The woman turned around just then and looked at Leo.

“Shit. I guess you’re right,” said James. “Well, she said she was your sister. I’d better come out there with you.”

They walked to the smoking station. “Clive,” said James when he and Leo had reached the smoking station, “come back in with me. I want to talk to you about something.”

“In a minute,” said Clive.

“No, Clive. This can’t wait,” said James.

Clive copped on. He quickly dug a business card from the breast pocket of his fleece top and handed it to the woman. James gave Leo two of his menthol cigarettes and then escorted Clive back to the facility.

Leo gave the girl one of James’s cigarettes. “Here,” he said, “look like you’re smoking this.” He demonstrated by taking a fake drag. “So you’re my sister,” he said.

“Yeah. No,” said Leila.

“You’re not my sister?” It came out like a question.

“No, I’m not.”

“I know. I know you’re not. Why’d you tell James you were?”

“The lady at the front desk kind of supplied me with that one. It seems that your sister was expected. I needed to see you.”

“Do I know you?”

“No.”

This was a relief. “What can I do for you?”

“I’m here because of your broadside. I’m with the people resisting the thing you warned about, and we want to know what you have on Deveraux.” She held her cigarette like she’d seen them held in the movies, but she took a passable fake drag, and then did a good fake exhale.

“You read my broadside?”

“I did.”

Leo noticed that the eye of the stanchioned cigarette lighter was glowing orange. Behind the girl was the medical building; a slender telescoping satellite antenna had sprouted from its roof.

“Did you drive here?” he asked her.

“Yes.”

“Are you in the lot?”

“Yes. It’s a little black Toyota. Two doors. Beneath the basketball hoop.”

“How about I meet you there in four minutes?”

“Copy that,” said Leila.

Leo turned and walked quickly back to the patio. The summer buzzed in his ears. He was elated. More. New. Information. James fell in with him when he strode into the lounge. The onion-shaped counselor had come down the corridor and was sniffing at the frisson in the room. He looked perturbed. Leo motored back to the dorm room, James right behind.

“What’s up?” said James when the door was closed.

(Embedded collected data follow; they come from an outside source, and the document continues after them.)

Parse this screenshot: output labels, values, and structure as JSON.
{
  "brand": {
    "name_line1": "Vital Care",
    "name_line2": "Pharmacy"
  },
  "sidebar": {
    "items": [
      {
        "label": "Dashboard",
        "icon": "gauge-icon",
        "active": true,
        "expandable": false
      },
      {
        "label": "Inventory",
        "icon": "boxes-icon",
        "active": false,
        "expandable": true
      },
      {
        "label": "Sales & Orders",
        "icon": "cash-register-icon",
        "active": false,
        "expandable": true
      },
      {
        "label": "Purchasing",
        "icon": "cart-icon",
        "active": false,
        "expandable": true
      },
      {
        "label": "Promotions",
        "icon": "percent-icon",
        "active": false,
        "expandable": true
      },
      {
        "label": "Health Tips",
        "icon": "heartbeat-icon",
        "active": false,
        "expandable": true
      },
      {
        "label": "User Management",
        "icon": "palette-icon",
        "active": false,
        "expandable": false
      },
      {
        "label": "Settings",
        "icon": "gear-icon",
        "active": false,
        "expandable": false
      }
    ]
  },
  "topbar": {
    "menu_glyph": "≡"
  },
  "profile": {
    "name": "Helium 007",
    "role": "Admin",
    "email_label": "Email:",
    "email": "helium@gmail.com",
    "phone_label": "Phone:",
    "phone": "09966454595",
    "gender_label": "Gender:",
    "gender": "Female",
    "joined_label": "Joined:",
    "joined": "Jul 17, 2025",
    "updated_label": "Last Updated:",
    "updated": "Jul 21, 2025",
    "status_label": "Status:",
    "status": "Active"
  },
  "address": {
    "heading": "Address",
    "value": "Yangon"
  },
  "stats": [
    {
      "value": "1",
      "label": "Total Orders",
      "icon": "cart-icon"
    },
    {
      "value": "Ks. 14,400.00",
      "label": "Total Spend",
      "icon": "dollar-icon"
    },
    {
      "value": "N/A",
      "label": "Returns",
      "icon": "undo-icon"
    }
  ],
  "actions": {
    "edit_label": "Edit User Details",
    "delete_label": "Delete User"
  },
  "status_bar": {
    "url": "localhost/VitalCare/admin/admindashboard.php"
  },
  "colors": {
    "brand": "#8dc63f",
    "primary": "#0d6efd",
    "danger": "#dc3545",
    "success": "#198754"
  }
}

“Couldn’t rightly say,” said Leo.

“You packed?” said James.

“No. They packed for me,” said Leo. He dropped the Dopp kit into the duffel and slung the whole thing over his shoulder, like a sailor. He stepped up on the windowsill. “James, I’m going to leap out of this window now,” he said.

He leaped, and landed twenty-four inches below the window in the loamy softness of the Quivering Pines bark-mulch moat. A ceanothus scratched at his legs. “I’ll see you on the outside,” he said to James, through the window.

“Go with God,” said James Dean.

Leo made his way across the landscaped zona that surrounded the residential wing. He bobbed and weaved a bit between the bark-mulch inner ring and the hedgerow before the parking lot. He saw the girl in a Toyota where she said she’d be. He dashed over to it and tried to get in on the passenger side. But the handle lifted, clickless and impotent. He rapped on the window. She looked at him. He saw that she was beautiful, eyes full of intent.